Microfinance operations in the ACP region are carried out under the ACP European Commission Partnership Agreement (the “Cotonou Agreement”, 2000-2020) and funded from the European Development Fund (EDF). The EUR 500 million Impact Financing Envelope launched in 2014 enables the EIB to support projects “promising a higher development impact whilst also bearing greater risks, including in the microfinance sector.”

The EIB is one of the largest lenders in the Middle-East and North Africa (MENA) region with an outstanding portfolio of EUR 36.5 million committed in microfinance providers supporting over one million borrowers.

The Neighborhood Investment Facility is a new risk capital facility launched in 2014 worth up to EUR 300 million. Up to half of it is set to be invested, lent or provided in form of technical assistance to microfinance intermediaries over a 6-year period.
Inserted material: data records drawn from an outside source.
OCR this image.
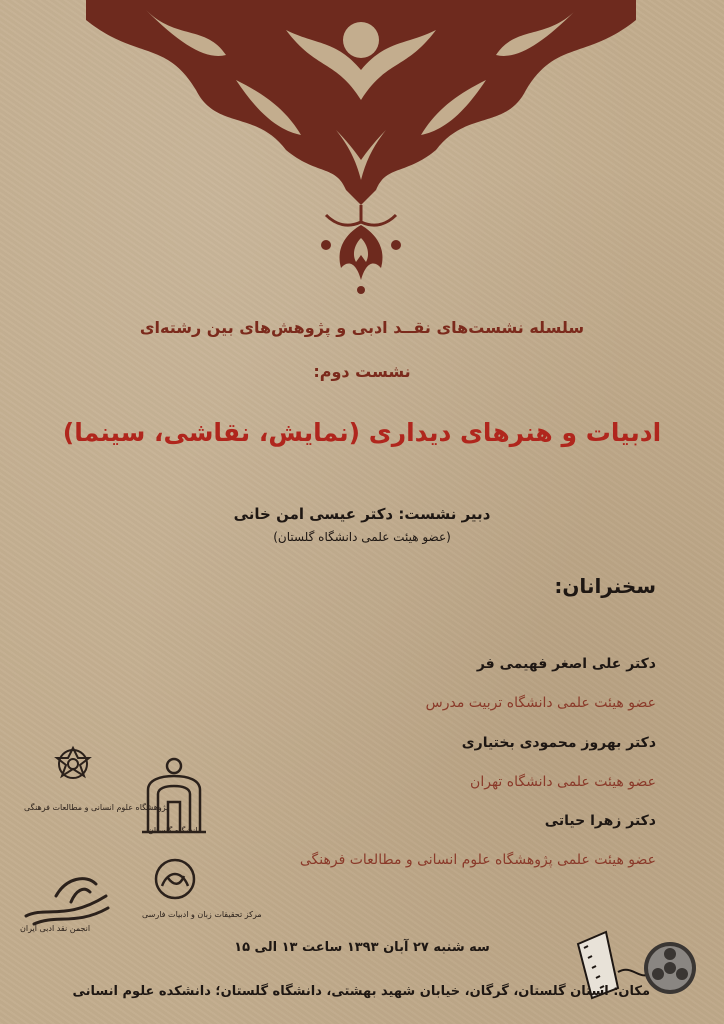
سلسله نشست‌های نقــد ادبی و پژوهش‌های بین رشته‌ای
نشست دوم:
ادبیات و هنرهای دیداری (نمایش، نقاشی، سینما)
دبیر نشست: دکتر عیسی امن خانی
(عضو هیئت علمی دانشگاه گلستان)
سخنرانان:
دکتر علی اصغر فهیمی فر
عضو هیئت علمی دانشگاه تربیت مدرس
دکتر بهروز محمودی بختیاری
عضو هیئت علمی دانشگاه تهران
دکتر زهرا حیاتی
عضو هیئت علمی پژوهشگاه علوم انسانی و مطالعات فرهنگی
پژوهشگاه علوم انسانی و مطالعات فرهنگی
دانشگاه گلستان
انجمن نقد ادبی ایران
مرکز تحقیقات زبان و ادبیات فارسی
سه شنبه ۲۷ آبان ۱۳۹۳ ساعت ۱۳ الی ۱۵
مکان: استان گلستان، گرگان، خیابان شهید بهشتی، دانشگاه گلستان؛ دانشکده علوم انسانی
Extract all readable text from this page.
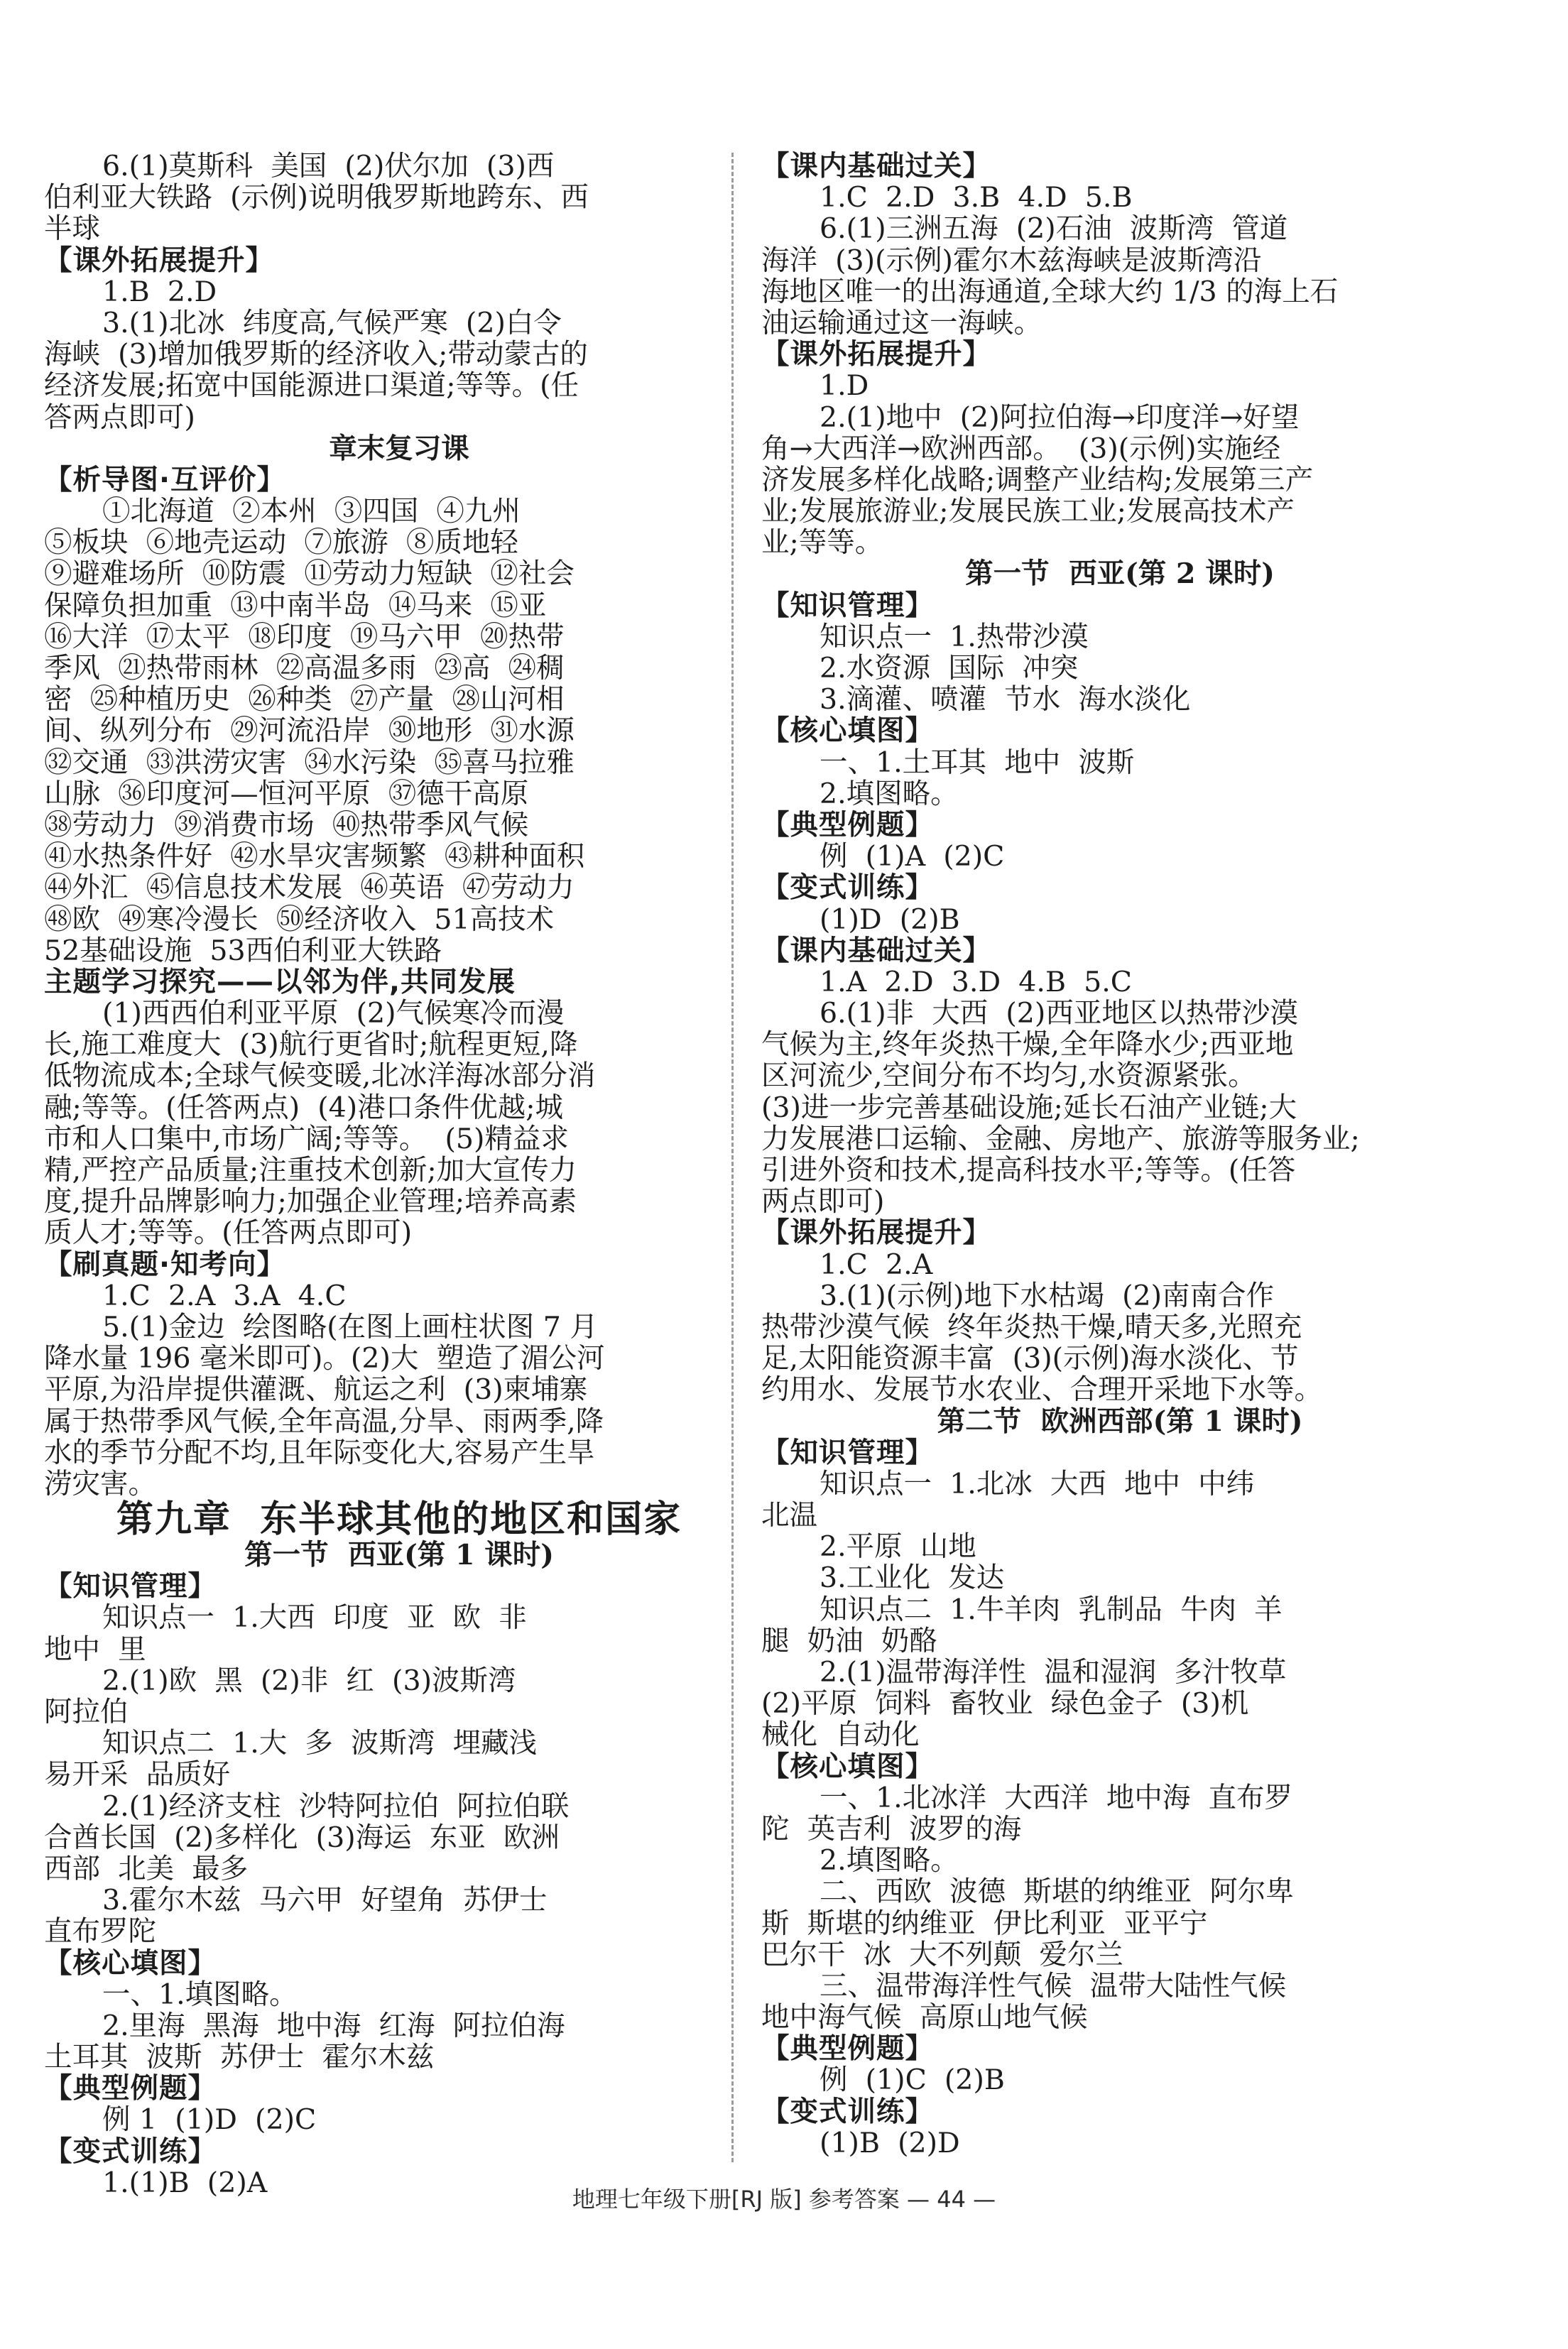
6.(1)莫斯科  美国  (2)伏尔加  (3)西
伯利亚大铁路  (示例)说明俄罗斯地跨东、西
半球
【课外拓展提升】
1.B  2.D
3.(1)北冰  纬度高,气候严寒  (2)白令
海峡  (3)增加俄罗斯的经济收入;带动蒙古的
经济发展;拓宽中国能源进口渠道;等等。(任
答两点即可)
章末复习课
【析导图·互评价】
①北海道  ②本州  ③四国  ④九州
⑤板块  ⑥地壳运动  ⑦旅游  ⑧质地轻
⑨避难场所  ⑩防震  ⑪劳动力短缺  ⑫社会
保障负担加重  ⑬中南半岛  ⑭马来  ⑮亚
⑯大洋  ⑰太平  ⑱印度  ⑲马六甲  ⑳热带
季风  ㉑热带雨林  ㉒高温多雨  ㉓高  ㉔稠
密  ㉕种植历史  ㉖种类  ㉗产量  ㉘山河相
间、纵列分布  ㉙河流沿岸  ㉚地形  ㉛水源
㉜交通  ㉝洪涝灾害  ㉞水污染  ㉟喜马拉雅
山脉  ㊱印度河—恒河平原  ㊲德干高原
㊳劳动力  ㊴消费市场  ㊵热带季风气候
㊶水热条件好  ㊷水旱灾害频繁  ㊸耕种面积
㊹外汇  ㊺信息技术发展  ㊻英语  ㊼劳动力
㊽欧  ㊾寒冷漫长  ㊿经济收入  51高技术
52基础设施  53西伯利亚大铁路
主题学习探究——以邻为伴,共同发展
(1)西西伯利亚平原  (2)气候寒冷而漫
长,施工难度大  (3)航行更省时;航程更短,降
低物流成本;全球气候变暖,北冰洋海冰部分消
融;等等。(任答两点)  (4)港口条件优越;城
市和人口集中,市场广阔;等等。  (5)精益求
精,严控产品质量;注重技术创新;加大宣传力
度,提升品牌影响力;加强企业管理;培养高素
质人才;等等。(任答两点即可)
【刷真题·知考向】
1.C  2.A  3.A  4.C
5.(1)金边  绘图略(在图上画柱状图 7 月
降水量 196 毫米即可)。(2)大  塑造了湄公河
平原,为沿岸提供灌溉、航运之利  (3)柬埔寨
属于热带季风气候,全年高温,分旱、雨两季,降
水的季节分配不均,且年际变化大,容易产生旱
涝灾害。
第九章  东半球其他的地区和国家
第一节  西亚(第 1 课时)
【知识管理】
知识点一  1.大西  印度  亚  欧  非
地中  里
2.(1)欧  黑  (2)非  红  (3)波斯湾
阿拉伯
知识点二  1.大  多  波斯湾  埋藏浅
易开采  品质好
2.(1)经济支柱  沙特阿拉伯  阿拉伯联
合酋长国  (2)多样化  (3)海运  东亚  欧洲
西部  北美  最多
3.霍尔木兹  马六甲  好望角  苏伊士
直布罗陀
【核心填图】
一、1.填图略。
2.里海  黑海  地中海  红海  阿拉伯海
土耳其  波斯  苏伊士  霍尔木兹
【典型例题】
例 1  (1)D  (2)C
【变式训练】
1.(1)B  (2)A
【课内基础过关】
1.C  2.D  3.B  4.D  5.B
6.(1)三洲五海  (2)石油  波斯湾  管道
海洋  (3)(示例)霍尔木兹海峡是波斯湾沿
海地区唯一的出海通道,全球大约 1/3 的海上石
油运输通过这一海峡。
【课外拓展提升】
1.D
2.(1)地中  (2)阿拉伯海→印度洋→好望
角→大西洋→欧洲西部。  (3)(示例)实施经
济发展多样化战略;调整产业结构;发展第三产
业;发展旅游业;发展民族工业;发展高技术产
业;等等。
第一节  西亚(第 2 课时)
【知识管理】
知识点一  1.热带沙漠
2.水资源  国际  冲突
3.滴灌、喷灌  节水  海水淡化
【核心填图】
一、1.土耳其  地中  波斯
2.填图略。
【典型例题】
例  (1)A  (2)C
【变式训练】
(1)D  (2)B
【课内基础过关】
1.A  2.D  3.D  4.B  5.C
6.(1)非  大西  (2)西亚地区以热带沙漠
气候为主,终年炎热干燥,全年降水少;西亚地
区河流少,空间分布不均匀,水资源紧张。
(3)进一步完善基础设施;延长石油产业链;大
力发展港口运输、金融、房地产、旅游等服务业;
引进外资和技术,提高科技水平;等等。(任答
两点即可)
【课外拓展提升】
1.C  2.A
3.(1)(示例)地下水枯竭  (2)南南合作
热带沙漠气候  终年炎热干燥,晴天多,光照充
足,太阳能资源丰富  (3)(示例)海水淡化、节
约用水、发展节水农业、合理开采地下水等。
第二节  欧洲西部(第 1 课时)
【知识管理】
知识点一  1.北冰  大西  地中  中纬
北温
2.平原  山地
3.工业化  发达
知识点二  1.牛羊肉  乳制品  牛肉  羊
腿  奶油  奶酪
2.(1)温带海洋性  温和湿润  多汁牧草
(2)平原  饲料  畜牧业  绿色金子  (3)机
械化  自动化
【核心填图】
一、1.北冰洋  大西洋  地中海  直布罗
陀  英吉利  波罗的海
2.填图略。
二、西欧  波德  斯堪的纳维亚  阿尔卑
斯  斯堪的纳维亚  伊比利亚  亚平宁
巴尔干  冰  大不列颠  爱尔兰
三、温带海洋性气候  温带大陆性气候
地中海气候  高原山地气候
【典型例题】
例  (1)C  (2)B
【变式训练】
(1)B  (2)D
地理七年级下册[RJ 版] 参考答案 — 44 —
This complements the existing EUR 6 million FEMIP Impact investment envelope which provides risk capital for investment in microfinance institutions pursuing economic, social, environmental and/or innovation goals as their primary objective.

EIB.contribution to mandate objectiesThe EIB’s Report on Results outside the EU describes the results from the Results Measurement ReM Framework which had been introduced in 2012. The ReM tracks project results, the contribution the project makes towards EIB’s objectives, and the difference that EIB involvement makes, its “additionality.”

New projects financed in 2014 outside the EU: Their objectives are set by the EU or its member states. The external mandate covers 68 countries in four regions (pre-accession countries, the EU Southern and Eastern Neighborhood and Russia, Asia and Latinamerica, and the Republic of South Africa. The Cotonou Partnership Agreement covers operations in 78 ACP states. The lending outside the EU supports two objectives:

a) local private sector development, and

b) development of social and economic infrastructure.

In 2014, the EIB signed 92 financing contracts approving EUR 7.98bn helping to mobilize a further EUR 13.9bn in finance from other sources.

The report is then divided into EIB funding towards

  • access to finance (which is evidently what interests us the most),
  • strategic infrastructure,
  • climate action, and
  • regional integration.

When looking at the access to finance section, the following stands out:

Credit lines approved under the ReM framework have sustained 105,000 jobs via loans to SMEs and mid-caps through 8 projects in Turkey, Serbia, and FYROM.

The EIB supports local private sector development via:EIB lending by region /theme

  • Credit lines to local financial intermediaries to modernize banking systems and support lending to SMEs (33 contracts signed in 2014)
  • Participation in private equity funds to provide expertise and risk capital to high growth potential companies (5 signed in 2014);
  • Credit lines and equity finance for microfinance providers to support access to finance and basic financial services for the poorest (7 signed in 2014);
  • Direct loans to larger companies (5 signed in 2014);

The expected outcome for 2014 is to help 13,000 SMEs and mid-caps, and 23,000 microenterprises to gain access to finance. This should help to sustain 450,000 jobs in these businesses.

However, I beg you to read the report. This blog only represents a small fraction of EIB’s work in these regions. It is quite a big animal (one of the largest IFIs) and will have to deliver on the EFSI (“the Juncker Plan”) w/in Europe which will definitely be a challenge.